München (epd). Bei einer voraussichtlich länger als sechs Monate dauernden Krankheit eines volljährigen Auszubildenden geht der Kindergeldanspruch verloren. Nur wenn eine schnellere Genesung möglich erscheint, kann weiter Kindergeld gezahlt werden, entschied der Bundesfinanzhof (BFH) in einem am Donnerstag veröffentlichten Urteil. Dauere die Erkrankung länger, komme allenfalls ein Kindergeldanspruch wegen des Vorliegens einer Behinderung in Betracht, entschieden die Münchner Finanzrichter. (AZ: III R 43/20)
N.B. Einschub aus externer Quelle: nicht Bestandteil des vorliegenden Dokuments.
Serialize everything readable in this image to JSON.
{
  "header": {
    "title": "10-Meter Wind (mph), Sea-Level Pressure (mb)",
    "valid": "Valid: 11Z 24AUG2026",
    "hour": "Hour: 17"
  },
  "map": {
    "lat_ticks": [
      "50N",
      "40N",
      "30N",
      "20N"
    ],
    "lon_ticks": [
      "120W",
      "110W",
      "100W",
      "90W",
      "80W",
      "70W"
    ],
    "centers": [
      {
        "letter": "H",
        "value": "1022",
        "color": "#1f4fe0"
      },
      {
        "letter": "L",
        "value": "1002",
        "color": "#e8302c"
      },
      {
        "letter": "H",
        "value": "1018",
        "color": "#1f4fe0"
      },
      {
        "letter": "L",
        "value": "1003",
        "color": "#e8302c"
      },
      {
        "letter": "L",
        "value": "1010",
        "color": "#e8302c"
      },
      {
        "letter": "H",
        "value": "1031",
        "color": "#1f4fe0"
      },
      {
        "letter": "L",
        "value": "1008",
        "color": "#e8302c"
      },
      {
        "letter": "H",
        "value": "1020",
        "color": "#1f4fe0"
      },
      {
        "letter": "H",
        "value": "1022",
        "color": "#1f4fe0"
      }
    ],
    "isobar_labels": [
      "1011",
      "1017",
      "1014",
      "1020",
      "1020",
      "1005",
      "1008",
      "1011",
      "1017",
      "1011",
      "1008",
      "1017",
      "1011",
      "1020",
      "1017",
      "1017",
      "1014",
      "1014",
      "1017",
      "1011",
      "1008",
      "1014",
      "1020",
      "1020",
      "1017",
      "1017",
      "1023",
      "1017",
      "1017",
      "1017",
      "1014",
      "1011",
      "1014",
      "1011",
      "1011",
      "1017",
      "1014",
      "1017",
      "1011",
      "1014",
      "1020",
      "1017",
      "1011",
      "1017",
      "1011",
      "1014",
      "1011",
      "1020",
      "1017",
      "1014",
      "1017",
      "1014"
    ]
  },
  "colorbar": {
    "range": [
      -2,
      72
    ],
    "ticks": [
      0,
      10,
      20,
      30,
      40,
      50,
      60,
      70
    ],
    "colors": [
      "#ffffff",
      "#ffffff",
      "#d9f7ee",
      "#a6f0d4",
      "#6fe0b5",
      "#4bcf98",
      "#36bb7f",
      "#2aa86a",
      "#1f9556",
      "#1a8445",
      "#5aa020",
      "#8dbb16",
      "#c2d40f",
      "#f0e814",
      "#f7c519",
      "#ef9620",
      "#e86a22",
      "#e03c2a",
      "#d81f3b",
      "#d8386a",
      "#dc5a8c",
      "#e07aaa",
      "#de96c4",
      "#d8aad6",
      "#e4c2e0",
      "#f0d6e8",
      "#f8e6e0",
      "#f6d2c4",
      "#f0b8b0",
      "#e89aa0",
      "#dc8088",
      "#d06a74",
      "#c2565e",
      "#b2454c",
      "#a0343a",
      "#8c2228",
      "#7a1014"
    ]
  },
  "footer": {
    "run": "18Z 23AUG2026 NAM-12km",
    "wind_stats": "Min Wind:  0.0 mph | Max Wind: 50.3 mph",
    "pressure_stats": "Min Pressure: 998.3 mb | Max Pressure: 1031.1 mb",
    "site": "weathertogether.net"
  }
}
Im Streitfall ging es um einen volljährigen Auszubildenden, der im September 2018 während seiner Arbeit einen schweren Unfall mit Schädelbasisbruch und Schädel-Hirn-Trauma erlitten hatte. Es folgten mehrere Krankenhausaufenthalte und Reha-Maßnahmen, von denen die letzte 17 Monate nach dem Unfall begann. Die Familienkasse ging von einer zu langen Unterbrechung der Ausbildung aus und stoppte die Kindergeldzahlung an die Mutter.

Das Finanzgericht Münster sprach der Klägerin Kindergeld für die ersten acht Monate nach dem Unfall zu. Das Ausbildungsverhältnis habe fortbestanden, die Ausbildung habe der Azubi auch beenden wollen.

Der BFH hob dieses Urteil auf. Nur wenn eine Ausbildung wegen einer vorübergehenden Erkrankung unterbrochen wurde, bestehe der Kindergeldanspruch fort. Werde die Erkrankung voraussichtlich länger als sechs Monate andauern, könne das in Ausbildung befindliche Kind nicht mehr beim Kindergeld berücksichtigt werden.

Sei von einem besonders langwierigen Heilungsprozess auszugehen, komme ein Kindergeldanspruch nur noch wegen des Vorliegens einer Behinderung in Betracht. Im konkreten Fall müsse das Finanzgericht nun prüfen, ob in den ersten Monaten nach dem Unfall mit hoher Wahrscheinlichkeit ein langwieriger, länger als sechs Monate dauernder Heilungsprozess abzusehen war.